Dia juga menilai, praktek mafia hukum bukan hanya melibatkan advokat, namun juga aktor lainnya, mulai dari polisi, hakim, jaksa, dan staf pengadilan.
"Karena memang lahannya, artinya proses peradilannya sendiri, sistemmnya masih membuka peluang praktik mafia hukum, tidak transparan, dan akuntabel," katanya.
Senada dengan Taufik, Sugeng mengungkapkan bahwa advokat ikut terlibat kasus korupsi karena kondisi peradilan yang memang korup.

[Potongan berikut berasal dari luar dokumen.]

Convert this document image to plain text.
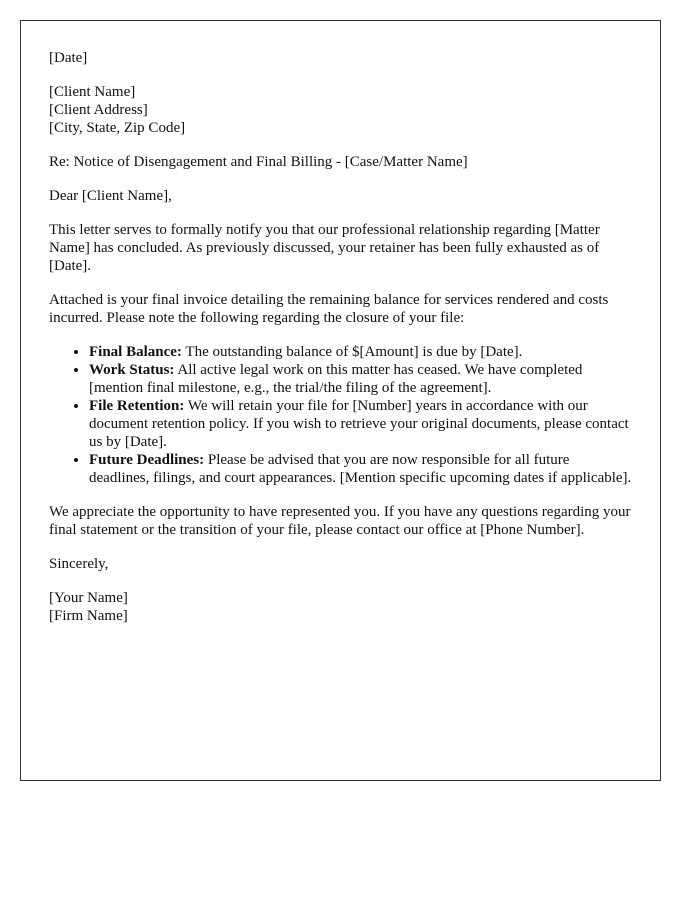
[Date]

[Client Name]
[Client Address]
[City, State, Zip Code]

Re: Notice of Disengagement and Final Billing - [Case/Matter Name]

Dear [Client Name],

This letter serves to formally notify you that our professional relationship regarding [Matter Name] has concluded. As previously discussed, your retainer has been fully exhausted as of [Date].

Attached is your final invoice detailing the remaining balance for services rendered and costs incurred. Please note the following regarding the closure of your file:

• Final Balance: The outstanding balance of $[Amount] is due by [Date].
• Work Status: All active legal work on this matter has ceased. We have completed [mention final milestone, e.g., the trial/the filing of the agreement].
• File Retention: We will retain your file for [Number] years in accordance with our document retention policy. If you wish to retrieve your original documents, please contact us by [Date].
• Future Deadlines: Please be advised that you are now responsible for all future deadlines, filings, and court appearances. [Mention specific upcoming dates if applicable].

We appreciate the opportunity to have represented you. If you have any questions regarding your final statement or the transition of your file, please contact our office at [Phone Number].

Sincerely,

[Your Name]
[Firm Name]
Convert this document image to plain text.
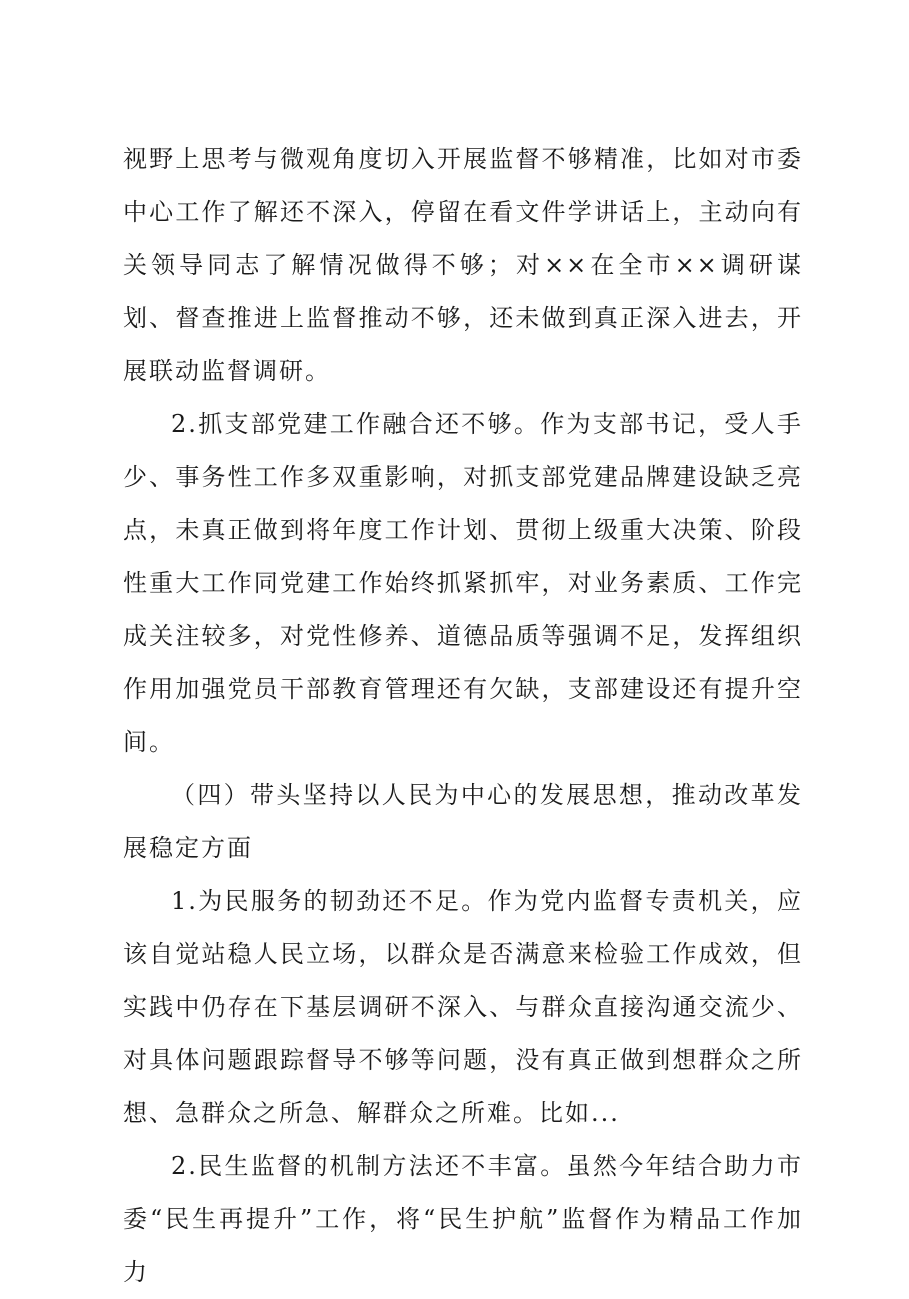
视野上思考与微观角度切入开展监督不够精准，比如对市委中心工作了解还不深入，停留在看文件学讲话上，主动向有关领导同志了解情况做得不够；对××在全市××调研谋划、督查推进上监督推动不够，还未做到真正深入进去，开展联动监督调研。

2.抓支部党建工作融合还不够。作为支部书记，受人手少、事务性工作多双重影响，对抓支部党建品牌建设缺乏亮点，未真正做到将年度工作计划、贯彻上级重大决策、阶段性重大工作同党建工作始终抓紧抓牢，对业务素质、工作完成关注较多，对党性修养、道德品质等强调不足，发挥组织作用加强党员干部教育管理还有欠缺，支部建设还有提升空间。

（四）带头坚持以人民为中心的发展思想，推动改革发展稳定方面

1.为民服务的韧劲还不足。作为党内监督专责机关，应该自觉站稳人民立场，以群众是否满意来检验工作成效，但实践中仍存在下基层调研不深入、与群众直接沟通交流少、对具体问题跟踪督导不够等问题，没有真正做到想群众之所想、急群众之所急、解群众之所难。比如...

2.民生监督的机制方法还不丰富。虽然今年结合助力市委“民生再提升”工作，将“民生护航”监督作为精品工作加力
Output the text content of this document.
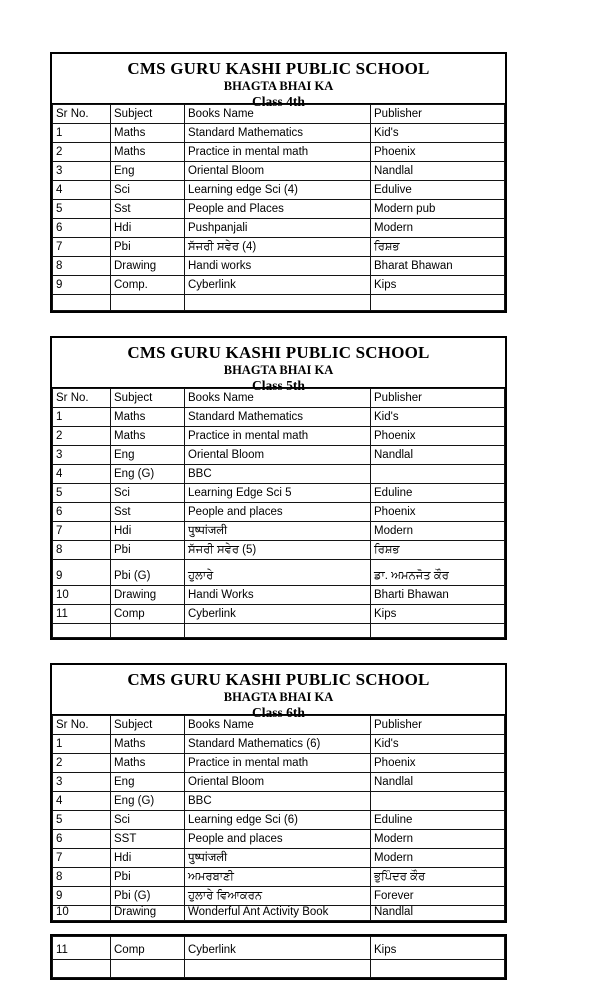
CMS GURU KASHI PUBLIC SCHOOL
BHAGTA BHAI KA
Class 4th
Sr No.	Subject	Books Name	Publisher
1	Maths	Standard Mathematics	Kid's
2	Maths	Practice in mental math	Phoenix
3	Eng	Oriental Bloom	Nandlal
4	Sci	Learning edge Sci (4)	Edulive
5	Sst	People and Places	Modern pub
6	Hdi	Pushpanjali	Modern
7	Pbi	ਸੱਜਰੀ ਸਵੇਰ (4)	ਰਿਸ਼ਭ
8	Drawing	Handi works	Bharat Bhawan
9	Comp.	Cyberlink	Kips

CMS GURU KASHI PUBLIC SCHOOL
BHAGTA BHAI KA
Class 5th
Sr No.	Subject	Books Name	Publisher
1	Maths	Standard Mathematics	Kid's
2	Maths	Practice in mental math	Phoenix
3	Eng	Oriental Bloom	Nandlal
4	Eng (G)	BBC	
5	Sci	Learning Edge Sci 5	Eduline
6	Sst	People and places	Phoenix
7	Hdi	पुष्पांजली	Modern
8	Pbi	ਸੱਜਰੀ ਸਵੇਰ (5)	ਰਿਸ਼ਭ
9	Pbi (G)	ਹੁਲਾਰੇ	ਡਾ. ਅਮਨਜੋਤ ਕੌਰ
10	Drawing	Handi Works	Bharti Bhawan
11	Comp	Cyberlink	Kips

CMS GURU KASHI PUBLIC SCHOOL
BHAGTA BHAI KA
Class 6th
Sr No.	Subject	Books Name	Publisher
1	Maths	Standard Mathematics (6)	Kid's
2	Maths	Practice in mental math	Phoenix
3	Eng	Oriental Bloom	Nandlal
4	Eng (G)	BBC	
5	Sci	Learning edge Sci (6)	Eduline
6	SST	People and places	Modern
7	Hdi	पुष्पांजली	Modern
8	Pbi	ਅਮਰਬਾਣੀ	ਭੁਪਿੰਦਰ ਕੌਰ
9	Pbi (G)	ਹੁਲਾਰੇ ਵਿਆਕਰਨ	Forever
10	Drawing	Wonderful Ant Activity Book	Nandlal
11	Comp	Cyberlink	Kips
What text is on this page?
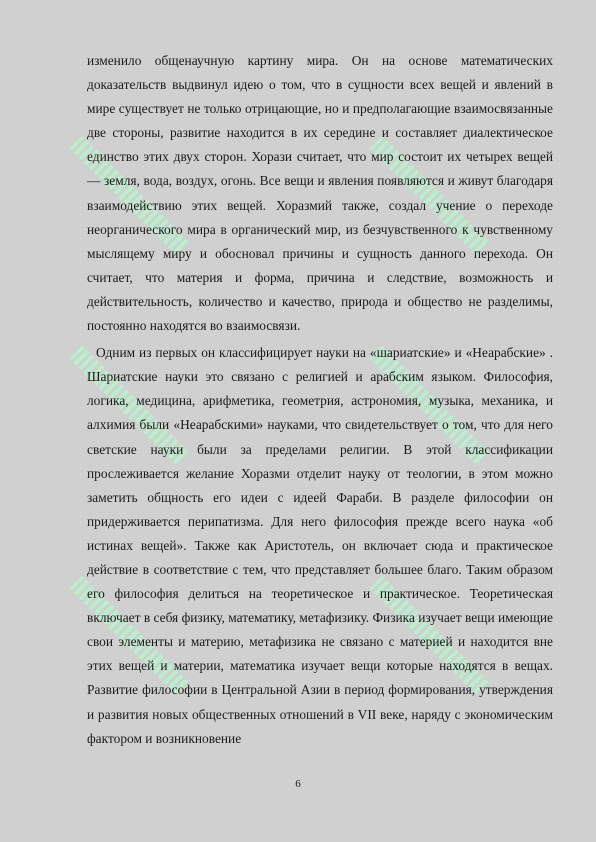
изменило общенаучную картину мира. Он на основе математических доказательств выдвинул идею о том, что в сущности всех вещей и явлений в мире существует не только отрицающие, но и предполагающие взаимосвязанные две стороны, развитие находится в их середине и составляет диалектическое единство этих двух сторон. Хорази считает, что мир состоит их четырех вещей — земля, вода, воздух, огонь. Все вещи и явления появляются и живут благодаря взаимодействию этих вещей. Хоразмий также, создал учение о переходе неорганического мира в органический мир, из безчувственного к чувственному мыслящему миру и обосновал причины и сущность данного перехода. Он считает, что материя и форма, причина и следствие, возможность и действительность, количество и качество, природа и общество не разделимы, постоянно находятся во взаимосвязи.

Одним из первых он классифицирует науки на «шариатские» и «Неарабские» . Шариатские науки это связано с религией и арабским языком. Философия, логика, медицина, арифметика, геометрия, астрономия, музыка, механика, и алхимия были «Неарабскими» науками, что свидетельствует о том, что для него светские науки были за пределами религии. В этой классификации прослеживается желание Хоразми отделит науку от теологии, в этом можно заметить общность его идеи с идеей Фараби. В разделе философии он придерживается перипатизма. Для него философия прежде всего наука «об истинах вещей». Также как Аристотель, он включает сюда и практическое действие в соответствие с тем, что представляет большее благо. Таким образом его философия делиться на теоретическое и практическое. Теоретическая включает в себя физику, математику, метафизику. Физика изучает вещи имеющие свои элементы и материю, метафизика не связано с материей и находится вне этих вещей и материи, математика изучает вещи которые находятся в вещах. Развитие философии в Центральной Азии в период формирования, утверждения и развития новых общественных отношений в VII веке, наряду с экономическим фактором и возникновение

6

"Yang paling bertanggung jawab sebetulnya pengadilan. Kalau sampai di pengadilannya itu benar, maka setiap penegak hukum akan disadarkan bahwa putusan pengadilan itu tidak bisa dibeli," ujarnya.
Pendidikan etika profesiUntuk perbaikan ke depannya, menurut Taufik, diperlukan pendidikan tinggi hukum yang menekankan bahwa menjadi sarjana hukum itu bertugas mengemban suatu amahan agar mendedikasikan ilmunya untuk penegakkan hukum, dan bukan untuk mengejar kepentingan pribadi semata.
"Maka lulusannya harus disadarkan untuk penegakkan hukum dari diri kita sendiri, taat prosedur, menekankan integritas dalam proses hukum," ucapnya.
Selain itu, kata Taufik, pendidikan tinggi hukum perlu menekankan pentingnya penerapan etika profesi. Taufik juga menilai pentingnya peran serta masyarakat dalam mendorong perbaikan dalam profesi advokat. Masyarakat diminta tidak memberikan kepercayaan kepada advokat yang memang sudah dikenal kerap berpraktek kotor.
"Butuh peran serta masyarakat untuk memberikan apriesiasi kepada advokat yang menjaga integritasnya, dan sebaliknya jangan berikan kepercayaan kepada advokat yang praktek kotor. Kalau advokat kotor ini tidak dapat ruang, tentu ruang gerak mereka akan semakin sempit sehingga yang berintegritas semakin punya ruang," tutur Taufik.